Probing deeper into this much of the Solaris priority code is "broken" and has likely been that way for a very long time - so I have filed JDK-8157010 to clean that up in JDK 10.
16-05-2016

The logic to set the priority was removed as part of JDK-8038473 which was supposed to be just removing the old T1 libthread support.
10-05-2016

We are failing because here: // If the creator called set priority before we started, // we need to call set_native_priority now that we have an lwp. // We used to get the priority from thr_getprio (we called // thr_setprio way back in create_thread) and pass it to // set_native_priority, but Solaris scales the priority // in java_to_os_priority, so when we read it back here, // we pass trash to set_native_priority instead of what's // in java_to_os_priority. So we save the native priority // in the osThread and recall it here. if (osthr->thread_id() != -1) { if (UseThreadPriorities) { int prio = osthr->native_priority(); We read back an uninitialized field. It seems that the code to save the native priority (as per the comment) has been removed at some point!
10-05-2016

The thread priority history is long and complex and very platform specific.

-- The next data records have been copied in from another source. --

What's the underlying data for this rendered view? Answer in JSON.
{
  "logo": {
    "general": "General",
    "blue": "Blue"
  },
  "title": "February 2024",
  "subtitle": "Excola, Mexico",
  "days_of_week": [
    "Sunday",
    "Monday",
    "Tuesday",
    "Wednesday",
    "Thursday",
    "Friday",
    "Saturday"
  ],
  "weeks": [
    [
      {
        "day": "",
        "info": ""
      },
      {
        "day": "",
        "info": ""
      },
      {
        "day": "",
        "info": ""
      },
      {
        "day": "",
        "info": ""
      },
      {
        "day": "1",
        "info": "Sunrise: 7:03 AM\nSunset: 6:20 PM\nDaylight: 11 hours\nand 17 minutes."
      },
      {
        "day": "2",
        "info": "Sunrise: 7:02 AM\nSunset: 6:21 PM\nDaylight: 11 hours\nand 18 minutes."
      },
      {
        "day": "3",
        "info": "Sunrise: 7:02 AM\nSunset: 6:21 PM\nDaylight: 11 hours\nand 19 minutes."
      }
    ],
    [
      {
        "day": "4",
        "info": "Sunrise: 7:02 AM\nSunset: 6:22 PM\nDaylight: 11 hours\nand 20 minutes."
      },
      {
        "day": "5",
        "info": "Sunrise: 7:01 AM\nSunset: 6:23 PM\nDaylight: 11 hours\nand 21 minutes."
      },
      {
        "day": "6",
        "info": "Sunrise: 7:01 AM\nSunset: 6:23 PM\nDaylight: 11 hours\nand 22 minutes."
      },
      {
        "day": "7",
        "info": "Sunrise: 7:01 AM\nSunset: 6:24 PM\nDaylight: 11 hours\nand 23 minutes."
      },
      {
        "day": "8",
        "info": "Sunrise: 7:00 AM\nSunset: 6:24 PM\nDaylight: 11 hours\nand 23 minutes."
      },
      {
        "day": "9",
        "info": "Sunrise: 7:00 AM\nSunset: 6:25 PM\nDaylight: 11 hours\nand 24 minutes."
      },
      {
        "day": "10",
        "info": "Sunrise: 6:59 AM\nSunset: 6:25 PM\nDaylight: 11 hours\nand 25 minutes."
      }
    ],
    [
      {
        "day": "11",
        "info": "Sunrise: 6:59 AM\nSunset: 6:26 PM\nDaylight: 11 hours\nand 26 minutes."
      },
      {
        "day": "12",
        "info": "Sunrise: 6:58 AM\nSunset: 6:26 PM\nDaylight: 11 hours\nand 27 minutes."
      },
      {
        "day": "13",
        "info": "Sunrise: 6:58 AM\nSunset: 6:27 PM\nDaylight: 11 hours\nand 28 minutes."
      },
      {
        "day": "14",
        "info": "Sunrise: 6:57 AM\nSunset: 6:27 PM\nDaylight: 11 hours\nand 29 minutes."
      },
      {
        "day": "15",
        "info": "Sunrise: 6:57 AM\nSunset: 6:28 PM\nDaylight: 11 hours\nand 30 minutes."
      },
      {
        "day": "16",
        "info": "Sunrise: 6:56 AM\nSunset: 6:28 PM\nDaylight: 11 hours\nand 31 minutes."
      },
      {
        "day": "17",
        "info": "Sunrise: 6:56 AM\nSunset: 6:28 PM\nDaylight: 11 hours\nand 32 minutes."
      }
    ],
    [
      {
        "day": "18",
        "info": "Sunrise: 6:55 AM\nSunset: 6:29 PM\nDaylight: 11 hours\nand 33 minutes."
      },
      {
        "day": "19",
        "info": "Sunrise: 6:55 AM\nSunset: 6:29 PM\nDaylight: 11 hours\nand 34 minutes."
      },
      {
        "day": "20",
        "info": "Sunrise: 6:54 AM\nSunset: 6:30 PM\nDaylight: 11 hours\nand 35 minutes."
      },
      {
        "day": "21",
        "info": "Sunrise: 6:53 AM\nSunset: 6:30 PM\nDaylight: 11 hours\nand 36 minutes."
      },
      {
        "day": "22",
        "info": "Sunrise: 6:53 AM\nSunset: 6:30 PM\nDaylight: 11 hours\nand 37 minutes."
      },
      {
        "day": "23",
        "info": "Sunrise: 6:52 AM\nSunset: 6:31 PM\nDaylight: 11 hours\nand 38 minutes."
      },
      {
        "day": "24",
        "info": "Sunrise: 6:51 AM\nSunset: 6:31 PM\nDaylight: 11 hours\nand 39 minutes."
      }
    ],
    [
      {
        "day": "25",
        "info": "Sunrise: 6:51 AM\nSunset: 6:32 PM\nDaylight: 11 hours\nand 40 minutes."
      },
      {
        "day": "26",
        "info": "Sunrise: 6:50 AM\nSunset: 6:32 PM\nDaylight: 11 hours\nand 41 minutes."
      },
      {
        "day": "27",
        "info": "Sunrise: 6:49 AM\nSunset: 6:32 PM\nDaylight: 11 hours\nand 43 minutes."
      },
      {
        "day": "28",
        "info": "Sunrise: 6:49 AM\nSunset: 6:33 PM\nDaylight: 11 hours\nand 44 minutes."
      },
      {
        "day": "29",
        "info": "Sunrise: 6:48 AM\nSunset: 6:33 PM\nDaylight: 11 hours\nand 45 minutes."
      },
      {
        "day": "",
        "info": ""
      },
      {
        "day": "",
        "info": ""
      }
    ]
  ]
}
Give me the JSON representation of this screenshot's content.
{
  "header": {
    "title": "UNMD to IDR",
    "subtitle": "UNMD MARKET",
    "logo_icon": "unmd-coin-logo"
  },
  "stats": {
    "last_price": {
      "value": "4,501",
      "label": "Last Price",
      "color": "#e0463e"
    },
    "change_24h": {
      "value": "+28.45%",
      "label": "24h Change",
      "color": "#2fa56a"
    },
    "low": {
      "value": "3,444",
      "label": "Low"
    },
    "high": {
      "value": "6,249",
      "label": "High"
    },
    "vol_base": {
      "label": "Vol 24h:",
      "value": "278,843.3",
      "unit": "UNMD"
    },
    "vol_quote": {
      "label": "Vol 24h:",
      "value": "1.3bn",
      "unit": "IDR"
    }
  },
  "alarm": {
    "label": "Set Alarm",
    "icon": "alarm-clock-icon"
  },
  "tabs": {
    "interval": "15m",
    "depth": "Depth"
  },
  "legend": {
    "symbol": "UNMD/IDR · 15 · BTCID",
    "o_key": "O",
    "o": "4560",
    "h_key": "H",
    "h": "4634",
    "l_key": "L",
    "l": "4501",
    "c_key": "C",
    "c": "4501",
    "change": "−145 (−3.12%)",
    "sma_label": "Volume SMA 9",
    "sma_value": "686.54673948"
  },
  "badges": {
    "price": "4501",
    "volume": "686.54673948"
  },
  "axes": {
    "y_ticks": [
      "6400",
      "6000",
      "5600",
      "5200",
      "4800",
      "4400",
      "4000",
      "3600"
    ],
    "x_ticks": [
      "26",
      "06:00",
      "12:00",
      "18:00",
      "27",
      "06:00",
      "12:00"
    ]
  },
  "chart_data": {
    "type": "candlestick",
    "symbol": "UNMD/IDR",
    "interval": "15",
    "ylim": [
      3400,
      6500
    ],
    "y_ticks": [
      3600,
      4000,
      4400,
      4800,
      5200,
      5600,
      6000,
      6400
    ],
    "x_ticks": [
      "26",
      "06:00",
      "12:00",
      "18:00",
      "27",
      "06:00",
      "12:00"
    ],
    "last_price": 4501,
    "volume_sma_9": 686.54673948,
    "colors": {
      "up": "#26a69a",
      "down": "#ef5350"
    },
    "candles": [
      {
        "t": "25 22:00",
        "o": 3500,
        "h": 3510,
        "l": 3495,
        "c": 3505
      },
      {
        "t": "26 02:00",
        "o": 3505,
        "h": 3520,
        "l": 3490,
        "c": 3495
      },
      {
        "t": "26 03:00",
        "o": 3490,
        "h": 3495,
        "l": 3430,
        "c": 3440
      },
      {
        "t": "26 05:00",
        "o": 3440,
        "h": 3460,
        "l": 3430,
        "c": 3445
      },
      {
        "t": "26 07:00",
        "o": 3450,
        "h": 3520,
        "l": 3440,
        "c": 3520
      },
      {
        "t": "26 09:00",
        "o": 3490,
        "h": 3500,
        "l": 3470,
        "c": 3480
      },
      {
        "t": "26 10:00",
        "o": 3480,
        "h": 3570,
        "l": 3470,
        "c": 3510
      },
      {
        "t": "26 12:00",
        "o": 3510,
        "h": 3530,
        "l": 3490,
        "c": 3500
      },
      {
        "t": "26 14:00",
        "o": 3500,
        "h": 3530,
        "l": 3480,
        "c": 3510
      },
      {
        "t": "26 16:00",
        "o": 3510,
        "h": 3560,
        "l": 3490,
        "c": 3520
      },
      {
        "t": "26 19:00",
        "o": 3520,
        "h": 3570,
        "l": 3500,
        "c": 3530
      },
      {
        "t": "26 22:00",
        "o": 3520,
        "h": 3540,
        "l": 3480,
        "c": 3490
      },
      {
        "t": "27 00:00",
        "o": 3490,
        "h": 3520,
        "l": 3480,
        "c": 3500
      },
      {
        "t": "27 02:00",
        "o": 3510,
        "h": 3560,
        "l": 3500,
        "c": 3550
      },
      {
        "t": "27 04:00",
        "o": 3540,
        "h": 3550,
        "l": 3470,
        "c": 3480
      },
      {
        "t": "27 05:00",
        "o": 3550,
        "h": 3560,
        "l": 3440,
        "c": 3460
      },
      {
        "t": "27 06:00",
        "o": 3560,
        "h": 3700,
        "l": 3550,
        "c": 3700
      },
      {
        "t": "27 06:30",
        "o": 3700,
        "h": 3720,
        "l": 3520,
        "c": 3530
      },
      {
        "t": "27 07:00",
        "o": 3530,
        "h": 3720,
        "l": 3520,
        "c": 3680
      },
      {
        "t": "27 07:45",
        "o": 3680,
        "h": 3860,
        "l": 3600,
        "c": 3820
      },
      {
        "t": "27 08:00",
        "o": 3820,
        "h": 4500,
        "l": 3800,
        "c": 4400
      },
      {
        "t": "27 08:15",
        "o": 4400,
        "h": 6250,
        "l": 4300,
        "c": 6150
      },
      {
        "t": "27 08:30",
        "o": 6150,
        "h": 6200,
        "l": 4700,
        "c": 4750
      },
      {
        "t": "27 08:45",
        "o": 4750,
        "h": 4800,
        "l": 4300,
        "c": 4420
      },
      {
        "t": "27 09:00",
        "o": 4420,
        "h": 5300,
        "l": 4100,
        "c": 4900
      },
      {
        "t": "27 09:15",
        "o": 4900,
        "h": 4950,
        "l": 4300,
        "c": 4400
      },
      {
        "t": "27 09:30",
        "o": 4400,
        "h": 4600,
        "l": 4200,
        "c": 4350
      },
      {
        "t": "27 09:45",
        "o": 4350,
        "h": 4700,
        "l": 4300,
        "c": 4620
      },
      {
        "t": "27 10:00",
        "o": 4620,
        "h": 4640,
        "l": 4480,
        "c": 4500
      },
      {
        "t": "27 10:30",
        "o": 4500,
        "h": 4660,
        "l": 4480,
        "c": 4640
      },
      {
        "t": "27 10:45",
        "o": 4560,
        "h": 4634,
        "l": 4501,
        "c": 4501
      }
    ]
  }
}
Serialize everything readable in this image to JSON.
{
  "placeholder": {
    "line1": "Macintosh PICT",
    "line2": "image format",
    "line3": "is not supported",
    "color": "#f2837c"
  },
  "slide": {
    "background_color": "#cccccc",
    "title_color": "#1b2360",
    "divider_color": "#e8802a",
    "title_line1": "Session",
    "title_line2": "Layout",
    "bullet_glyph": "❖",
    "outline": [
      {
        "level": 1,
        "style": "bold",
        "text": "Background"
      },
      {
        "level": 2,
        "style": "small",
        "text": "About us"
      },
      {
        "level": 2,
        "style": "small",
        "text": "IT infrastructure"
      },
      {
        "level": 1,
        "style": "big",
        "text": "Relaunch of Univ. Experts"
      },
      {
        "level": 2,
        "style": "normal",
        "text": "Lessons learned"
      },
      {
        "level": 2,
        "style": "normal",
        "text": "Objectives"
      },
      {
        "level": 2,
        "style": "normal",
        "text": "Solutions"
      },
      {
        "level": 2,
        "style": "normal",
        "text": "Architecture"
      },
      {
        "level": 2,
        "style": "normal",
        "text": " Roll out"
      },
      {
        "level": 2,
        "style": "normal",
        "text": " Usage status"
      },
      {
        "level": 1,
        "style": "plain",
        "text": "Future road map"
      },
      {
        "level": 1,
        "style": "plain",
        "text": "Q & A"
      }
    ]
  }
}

While BSD and Linux set UseThreadPriorities to true, it is used in conjunction with a check of ThreadPriorityPolicy==0 - which it is - and the end result is effectively a no-op for thread priority and the result is the same as-if UseThreadPriorities were false. Windows is the only platform that uses native thread priorities by default. The Solaris support for native thread priorities is very complicated and allowed for use of different scheduling classes (IA, FX, or with extreme care RT).
20-04-2016

Research why there is a flag to turn off UseThreadPriorities and why Solaris is the only platform to have it set to false. Can we remove this flag?